Mar 11, 2014
Inflation is set for a comeback in Brazil with food prices likely to be hit by one of the worst droughts in four decades, and with higher tuition fees providing an extra jolt.
A survey by The Wall Street Journal of 10 economists showed February monthly inflation will likely increase to 0.64% from 0.55% in January. The 12-month rate is expected to rise to 5.63% for the 12 months ended February, up from 5.59% at the end of January, according to the survey.
Inflation data will be published at 8 am ET on Wednesday.
High inflation readings have led the central bank to raise its key interest rate at eight consecutive monetary policy meetings, most recently to 10.75%. The central bank has slowed the pace of hikes with it’s last move a 0.25-percentage point increase instead of the previous half-point increases. Yet the most recent signals are that this cycle is set to continue.
“Inflation is not showing signs of consistent slowdown, so the central bank is likely to continue to increase” the benchmark rate, said Newton Rosa, an economist at SulAmerica Investimento, based in São Paulo, who is expecting at least one more 0.25-percentage point increase in the rate.
Tuition fees typically rise in Brazil in February as the new school year gets underway.
But the biggest shock will come from food costs because the ongoing drought is pushing up the price of fruits and vegetables. It’s a shock that could continue into the year, as retailers have still not passed all prices increases along from their wholesalers.
Moreover, economists worry the drought could start to drive up electricity prices as power companies are forced to fire up more expensive thermoelectric power plants to compensate for the dwindling reservoirs behind hydroelectric power plants.
The government has set aside some 9 billion Brazilian reais to cover these extra costs in 2014, but economists believe the final price could be much higher. With the government already trying to tighten its belt, it may decide to pass at least some of those costs on to customers.
“The room for the government to pay is very limited and soon we will see an increase in energy prices for costumers,” said Mr. Rosa.
The growing inflationary pressures in Brazil are coming during a challenging period for the central bank because the country has suffered through three year of slow economic growth, and the outlook isn’t much better. Economists expect Latin America’s biggest economy to expand at a mediocre rate of 2% this year.

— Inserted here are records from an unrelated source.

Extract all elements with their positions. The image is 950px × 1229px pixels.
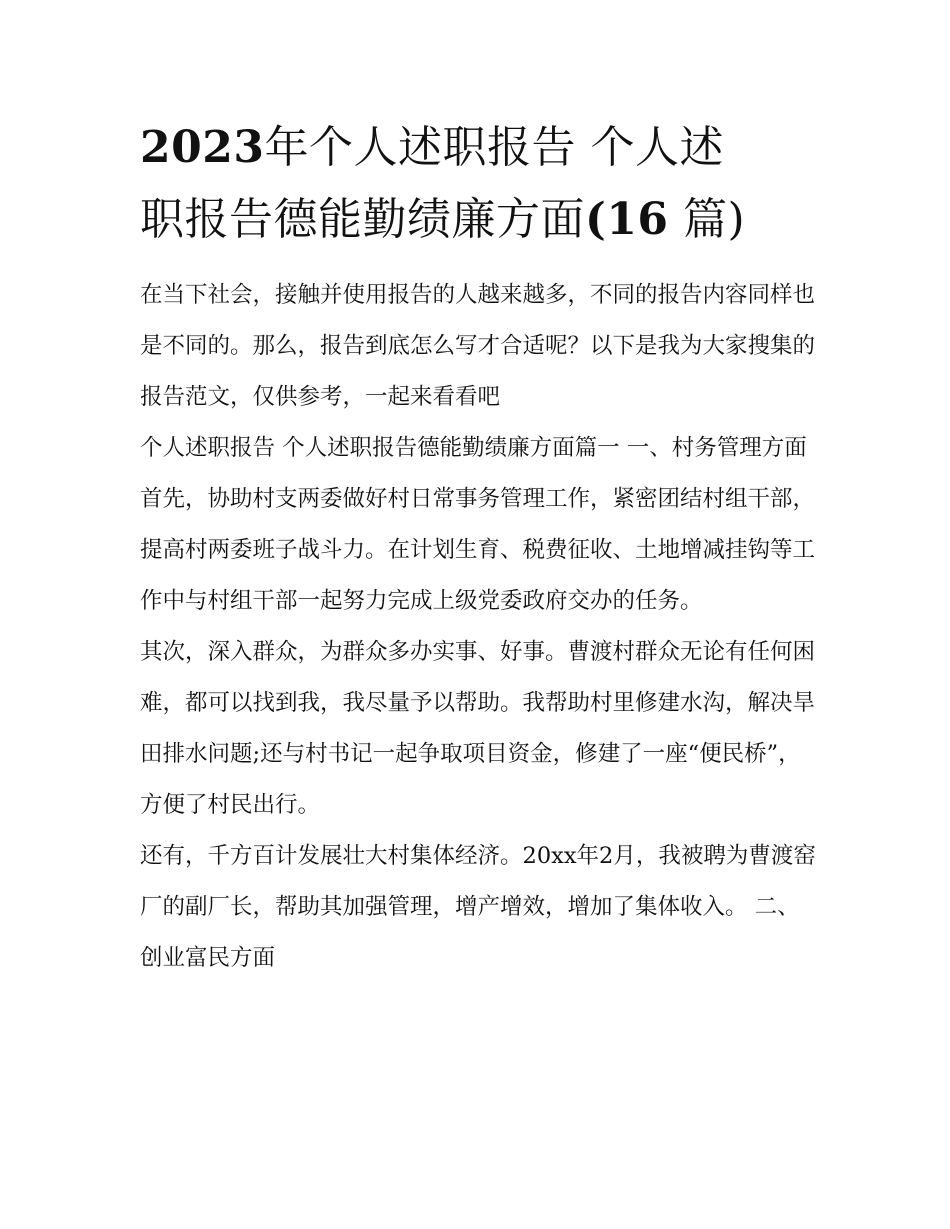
paragraph-section-heading: 个人述职报告 个人述职报告德能勤绩廉方面篇一 一、村务管理方面 xyxy=(140,435,807,461)
document-title xyxy=(140,112,820,256)
document-content xyxy=(140,112,820,984)
title-line1-text: 年个人述职报告 个人述 xyxy=(264,122,724,173)
paragraph-third: 还有，千方百计发展壮大村集体经济。20xx年2月，我被聘为曹渡窑厂的副厂长，帮助其加强管理，增产增效，增加了集体收入。 二、创业富民方面 xyxy=(140,843,816,971)
title-line2-text: 职报告德能勤绩廉方面 xyxy=(140,194,585,245)
paragraph-second: 其次，深入群众，为群众多办实事、好事。曹渡村群众无论有任何困难，都可以找到我，我尽量予以帮助。我帮助村里修建水沟，解决旱田排水问题;还与村书记一起争取项目资金，修建了一座“便民桥”，方便了村民出行。 xyxy=(140,639,816,818)
paragraph-intro: 在当下社会，接触并使用报告的人越来越多，不同的报告内容同样也是不同的。那么，报告到底怎么写才合适呢？以下是我为大家搜集的报告范文，仅供参考，一起来看看吧 xyxy=(140,282,816,410)
document-body xyxy=(140,270,820,984)
title-year: 2023 xyxy=(140,122,265,173)
title-line2-end: 篇) xyxy=(683,194,746,245)
title-count: (16 xyxy=(585,194,669,245)
paragraph-first: 首先，协助村支两委做好村日常事务管理工作，紧密团结村组干部，提高村两委班子战斗力。在计划生育、税费征收、土地增减挂钩等工作中与村组干部一起努力完成上级党委政府交办的任务。 xyxy=(140,486,816,614)
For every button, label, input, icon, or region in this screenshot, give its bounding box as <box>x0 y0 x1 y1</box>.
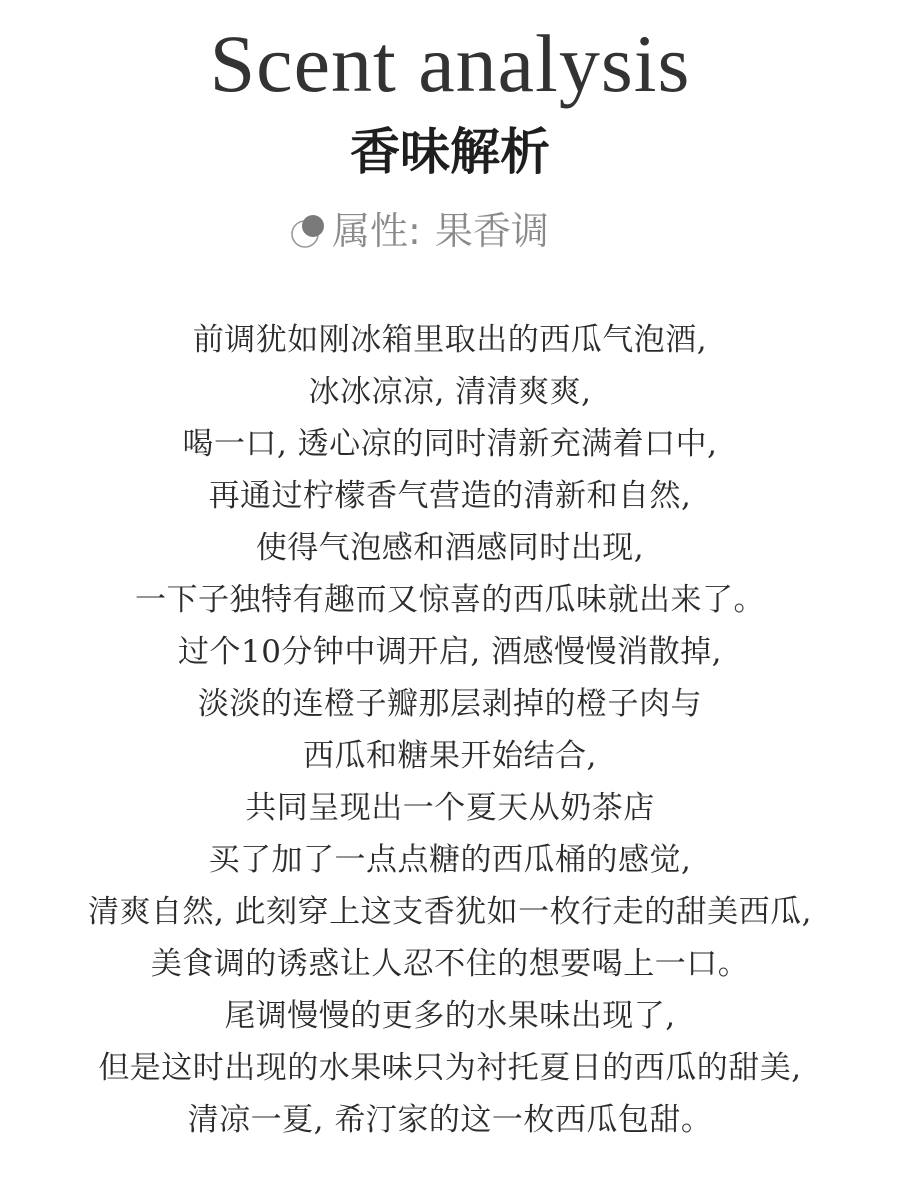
description-line: 西瓜和糖果开始结合, <box>303 738 597 774</box>
description-line: 再通过柠檬香气营造的清新和自然, <box>208 478 692 514</box>
description-line: 买了加了一点点糖的西瓜桶的感觉, <box>208 842 692 878</box>
scent-description <box>0 314 900 1146</box>
page-title-chinese: 香味解析 <box>350 122 550 181</box>
description-line: 喝一口, 透心凉的同时清新充满着口中, <box>182 426 718 462</box>
page-title-english: Scent analysis <box>209 18 691 109</box>
description-line: 前调犹如刚冰箱里取出的西瓜气泡酒, <box>192 322 708 358</box>
description-line: 淡淡的连橙子瓣那层剥掉的橙子肉与 <box>198 686 702 722</box>
description-line: 过个10分钟中调开启, 酒感慢慢消散掉, <box>177 634 722 670</box>
half-moon-circle-icon <box>288 211 328 251</box>
description-line: 美食调的诱惑让人忍不住的想要喝上一口。 <box>150 946 750 982</box>
description-line: 共同呈现出一个夏天从奶茶店 <box>245 790 655 826</box>
description-line: 尾调慢慢的更多的水果味出现了, <box>224 998 676 1034</box>
description-line: 使得气泡感和酒感同时出现, <box>255 530 645 566</box>
description-line: 清爽自然, 此刻穿上这支香犹如一枚行走的甜美西瓜, <box>87 894 813 930</box>
scent-attribute <box>288 206 549 256</box>
description-line: 冰冰凉凉, 清清爽爽, <box>308 374 592 410</box>
attribute-label: 属性 <box>332 209 409 253</box>
description-line: 清凉一夏, 希汀家的这一枚西瓜包甜。 <box>187 1102 713 1138</box>
description-line: 但是这时出现的水果味只为衬托夏日的西瓜的甜美, <box>98 1050 802 1086</box>
attribute-separator: : <box>408 209 421 253</box>
description-line: 一下子独特有趣而又惊喜的西瓜味就出来了。 <box>135 582 765 618</box>
attribute-value: 果香调 <box>434 209 549 253</box>
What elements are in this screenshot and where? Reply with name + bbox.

Economists have been raising their forecasts for inflation for this year, but given Brazil’s tepid economic activity, they believe the central bank will try to limit rate increases as much as possible.
The most recent weekly survey by the central bank, of 100 economists and analysts, showed they expect the inflation rate to be 6.01% at the end of 2014, from 5.97% at the start of the year. The forecast for the benchmark interest rate at the end of the year increased to 11%, from 10.50% in the survey at the start of the year.